SKEDSOFT

Maths For Engineers - 3

Time Series and Forecasting:

Time series analysis is the basis for understanding past behaviour, evaluating current accomplishment, planning future operations. It is also used for comparing the components of different time series. It is used to determine the patterns in the data of the past over a period of time and extrapolate the data into the future. Previous performances are studied to forecast future activity. Prof. W.Z. Hirsch writes, A main objective in analyzing a time series is to understand, interpret and evaluate changes in economic phenomena in the hope of more correctly anticipating the course of the events.

In short, following are the use of Time Series Analysis:

1. Analysis of past behaviour: Time series analysis helps in understanding the past behaviour of the factors which are responsible for the variations.

2. Estimates for the future: The understanding of the past behaviour and projecting the past trends are extremely helpful in predicting the future behaviour.

3. Forecasting: Time series study helps in forecasting and planning future operations.

4. Evaluation of performance: Time series analysis helps in evaluating current accomplishments.

5. Comparison: Time series analysis help in comparison among various time series. Interpreting of the variations that how they are related with each other, net effect of their interaction and also with the similar changes in other time series data.

6. Estimation of trade cycles: Time series analysis helps in the estimation of trade cycles on the basis cyclical fluctuations which helps the businessman to plans and regulate their activities.

Components of Time Series:

The forces affecting time series data generate certain movements or fluctuations in a time series. Such characteristics movements or fluctuations of time series are called components of a time series. The components of a time series may be classified into different categories on the basis of the operations forces. There are four components of a time series.

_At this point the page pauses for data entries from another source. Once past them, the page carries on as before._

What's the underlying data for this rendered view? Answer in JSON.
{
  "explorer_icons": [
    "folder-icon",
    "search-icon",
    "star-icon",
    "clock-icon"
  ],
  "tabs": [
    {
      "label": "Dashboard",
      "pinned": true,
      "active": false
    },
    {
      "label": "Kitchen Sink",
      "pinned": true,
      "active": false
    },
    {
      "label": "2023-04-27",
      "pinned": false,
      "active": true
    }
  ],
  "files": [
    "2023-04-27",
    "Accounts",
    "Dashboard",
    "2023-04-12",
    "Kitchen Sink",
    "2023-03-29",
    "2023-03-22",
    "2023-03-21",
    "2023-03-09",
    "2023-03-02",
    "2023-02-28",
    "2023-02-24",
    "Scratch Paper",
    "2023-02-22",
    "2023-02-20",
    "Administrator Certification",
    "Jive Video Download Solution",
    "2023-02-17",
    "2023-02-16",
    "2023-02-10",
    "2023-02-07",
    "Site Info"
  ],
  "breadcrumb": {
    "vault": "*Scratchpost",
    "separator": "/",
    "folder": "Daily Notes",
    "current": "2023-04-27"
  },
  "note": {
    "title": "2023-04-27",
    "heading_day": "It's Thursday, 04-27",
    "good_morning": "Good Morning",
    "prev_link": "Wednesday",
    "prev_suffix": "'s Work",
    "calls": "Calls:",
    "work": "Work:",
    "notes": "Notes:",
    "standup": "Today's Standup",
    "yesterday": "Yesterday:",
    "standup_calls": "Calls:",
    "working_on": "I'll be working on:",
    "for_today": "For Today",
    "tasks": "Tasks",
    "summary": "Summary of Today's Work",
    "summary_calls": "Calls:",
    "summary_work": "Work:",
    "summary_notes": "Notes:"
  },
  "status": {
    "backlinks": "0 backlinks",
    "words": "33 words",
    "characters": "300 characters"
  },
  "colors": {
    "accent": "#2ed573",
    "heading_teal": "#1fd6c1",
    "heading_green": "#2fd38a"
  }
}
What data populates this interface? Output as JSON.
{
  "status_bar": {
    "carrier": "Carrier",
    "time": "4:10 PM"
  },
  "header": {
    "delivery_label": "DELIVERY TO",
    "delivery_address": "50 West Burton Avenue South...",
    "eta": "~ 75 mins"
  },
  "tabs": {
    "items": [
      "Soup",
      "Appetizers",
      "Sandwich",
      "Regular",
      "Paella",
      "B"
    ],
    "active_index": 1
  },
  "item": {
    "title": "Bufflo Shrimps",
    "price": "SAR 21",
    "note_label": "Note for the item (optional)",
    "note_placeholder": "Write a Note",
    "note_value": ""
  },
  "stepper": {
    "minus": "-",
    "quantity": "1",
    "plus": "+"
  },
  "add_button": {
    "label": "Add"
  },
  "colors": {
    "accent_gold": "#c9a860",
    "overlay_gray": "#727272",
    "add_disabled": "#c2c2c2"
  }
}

1. Secular Trend or Trend (T)

2. Seasonal Variations (S)

3. Cyclic Variations (C)

4. Irregular (or Random) Variations (I)

The components of a time series may or may not occur at the same time.

Trend or Secular Trend:

The component of a time series which is responsible for its general behaviour (i.e. general long term movement) over a fairly long period of time as a result of some identifiable influences is called the secular trend or trend. It is a smooth, regular and long term tendency of a particularly activity to grow or decline. The trend may be upward as well as downward. If the series neither increases nor decreases over a long term (usually a minimum of 15 to 20 years) then series is said without trend (or nor-trend) or with a constant trend: It is not necessary that the trend should be in the same direction through out the given period. The time series may be increasing slowly or increasing fast or may be decreasing at various rates or may remain relatively constant. Some time series reverse their trend from growth to decline or from decline to growth over a period of time. In brief, the movements which exhibit persistent growth or decline in long period of time are known as secular trend. The term ‘long period of time’ is a relative concept which is influenced by the characteristic of the series. The formation of rocks is a particular example of secular trend. Declining death rate is an example of downward trend; population growth is an example of upward trend. Mathematically trend may be linear or nonlinear.

Seasonal Variations:

The movements that are regular and periodic in nature not exceeding a year are called seasonal variations. The movements that are regular and periodic in nature not exceeding a year are called seasonal variations. The forces that are responsible for seasonal variations are:

(i) Natural factors (or climate)

(ii) Man-made conventions (Holidays, Festivals, etc.)

For example, crops are sown and harvested at certain times every year and demand for labor goes up during sowing and harvesting seasons, demands of woolen cloths goes up in winter, prices increase during festivals, with draws from banks are heavy on first week of a month, the number of letters posted on Saturday is larger, etc.

Cyclic Variations:

The oscillatory movements (or swings or patterns) whose period of oscillation is more than one year are called cyclic variations one complete period is called a cycle. In economic and business series they correspond to the business cycle and take place as a result of economic booms or depressions. It is a matter of common knowledge that almost all economic and business activities have four distinct phases: Prosperity, Decline, Depressions, Recovery.

Irregular (or Random) Variations:

Irregular (or Random) Variations do not exhibit any definite pattern and there is no regular period of their occurrence. these are accidental changes which are purely random and unpredictable. For example, variations due to earthquake, war etc. Normally these variations are short term but sometimes their effects are severe.